Hmm, people in like the congo, that are allegedly seeing dinosaur-like creatures. Maybe these cryptids like nessie and the ones that they're seeing there are, uh, just that, cryptids. Yeah, they're real. Yeah, so I mean, it's all. I mean no one's producing a corpse, so there's, there's no document, there's no way to you know, there's no way to say yes, so there's no way to say yes, but there's no way to say no.

Speaker 1:

So final thoughts.

Speaker 2:

No, that's pretty much it. I mean, like I said, I think that ancient peoples are not dumb like they tend to be portrayed as Well.

Speaker 1:

Everybody considers them to be like cavemen. You know what I mean, and I don't think that we really had cavemen like they think we had. Yeah, I was just one, really dumb guy, I think.

Speaker 2:

As society develops, discoveries are made, and when societies collapse, common practices are lost.
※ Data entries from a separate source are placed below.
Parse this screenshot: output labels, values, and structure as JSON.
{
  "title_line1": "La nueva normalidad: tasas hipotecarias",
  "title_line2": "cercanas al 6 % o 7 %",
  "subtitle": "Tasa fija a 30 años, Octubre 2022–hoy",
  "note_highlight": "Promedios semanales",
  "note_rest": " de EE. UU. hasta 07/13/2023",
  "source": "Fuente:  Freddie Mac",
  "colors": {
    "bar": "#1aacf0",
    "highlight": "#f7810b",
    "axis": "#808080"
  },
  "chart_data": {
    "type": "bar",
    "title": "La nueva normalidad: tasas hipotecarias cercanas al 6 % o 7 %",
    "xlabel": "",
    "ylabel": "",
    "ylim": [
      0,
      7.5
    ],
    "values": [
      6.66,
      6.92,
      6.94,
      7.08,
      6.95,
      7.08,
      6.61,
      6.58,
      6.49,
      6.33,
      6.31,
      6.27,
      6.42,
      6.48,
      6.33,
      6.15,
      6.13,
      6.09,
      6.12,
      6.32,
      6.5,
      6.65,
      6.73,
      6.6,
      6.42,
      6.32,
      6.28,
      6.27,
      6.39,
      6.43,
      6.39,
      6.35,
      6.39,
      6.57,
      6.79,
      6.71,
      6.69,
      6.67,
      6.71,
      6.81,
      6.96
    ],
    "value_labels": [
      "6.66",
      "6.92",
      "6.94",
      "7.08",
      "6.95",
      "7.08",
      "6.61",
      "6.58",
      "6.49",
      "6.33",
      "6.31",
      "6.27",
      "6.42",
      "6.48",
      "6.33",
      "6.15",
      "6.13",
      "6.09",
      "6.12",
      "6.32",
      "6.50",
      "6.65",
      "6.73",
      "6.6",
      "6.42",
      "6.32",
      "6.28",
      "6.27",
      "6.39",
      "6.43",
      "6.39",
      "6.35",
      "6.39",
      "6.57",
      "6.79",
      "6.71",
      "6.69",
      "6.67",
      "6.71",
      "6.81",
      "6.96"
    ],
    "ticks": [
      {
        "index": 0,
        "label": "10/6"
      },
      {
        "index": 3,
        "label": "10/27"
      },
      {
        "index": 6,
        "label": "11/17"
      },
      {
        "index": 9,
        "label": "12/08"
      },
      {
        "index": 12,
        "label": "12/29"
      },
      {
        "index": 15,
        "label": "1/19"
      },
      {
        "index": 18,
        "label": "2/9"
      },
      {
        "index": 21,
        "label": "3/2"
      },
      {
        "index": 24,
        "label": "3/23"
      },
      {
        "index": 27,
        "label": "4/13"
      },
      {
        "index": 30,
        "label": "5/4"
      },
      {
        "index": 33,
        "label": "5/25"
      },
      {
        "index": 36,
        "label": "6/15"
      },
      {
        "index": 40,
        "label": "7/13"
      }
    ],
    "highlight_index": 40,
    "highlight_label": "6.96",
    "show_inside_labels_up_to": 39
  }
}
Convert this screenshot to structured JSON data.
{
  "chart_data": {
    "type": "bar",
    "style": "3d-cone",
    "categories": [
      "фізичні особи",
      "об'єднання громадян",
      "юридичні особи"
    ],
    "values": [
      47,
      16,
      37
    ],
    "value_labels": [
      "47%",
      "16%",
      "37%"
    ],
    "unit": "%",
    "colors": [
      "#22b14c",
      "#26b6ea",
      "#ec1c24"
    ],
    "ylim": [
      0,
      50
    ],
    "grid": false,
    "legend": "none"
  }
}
And so not to say that everything that's discovered is lost to time when a society collapses, but some technologies are, and so we're at the point where we're at now because of all the discoveries that we've made that have survived throughout history and everything that we've done from the industrial age, like if, um, america and the European Union are, yeah, if the like first world nations just all randomly collapsed, some of the technologies that we have developed and discovered would be lost to time.

Speaker 1:

So you know, old people, ancient peoples, are not dumb, they're just different I think that we like to downplay the intelligence of the past yeah because we like to think that, because we are in the current time, we are the future, that we are smarter, that we are, as people, progressing, and I don't think that's always the case, yeah, so yep, I agree, but that's my argument for dinosaurs.

Speaker 2:

I think that they are documented throughout history from ancient cultures and our ancestors and that people will argue that like, oh, they were just superstitious ancient people groups who lived by voodoo weird spiritualization of everything, and didn't have common and practical minds with critical thinking.

Speaker 1:

It's like oh, shut up, get out of here, get out of here, come on so I've got one last thing to read and we'll close out this beautiful episode sweet. So dinosaurs are not just prehistoric monsters. They are a reminder of God's creativity and the vastness of his creation. Heck yeah.

Speaker 1:

They challenge us to wrestle with questions of science and faith, but they do not take away from the truth of scripture. Heck yeah. Psalms 104, verse 28, says how many are your works, lord In wisdom, you made them all. The earth is full of your creatures. No matter your perspective, dinosaurs are part of God's story and remind us of his power, majesty and wisdom Perfection. Perfection.

Speaker 1:

Perfection. There you go. So thank you for joining us on this episode 51 of the Saints that Serve podcast. That's right. Christ is Lord and the kingdom is now. We are the Saints that Serve. Good job, good job, good job.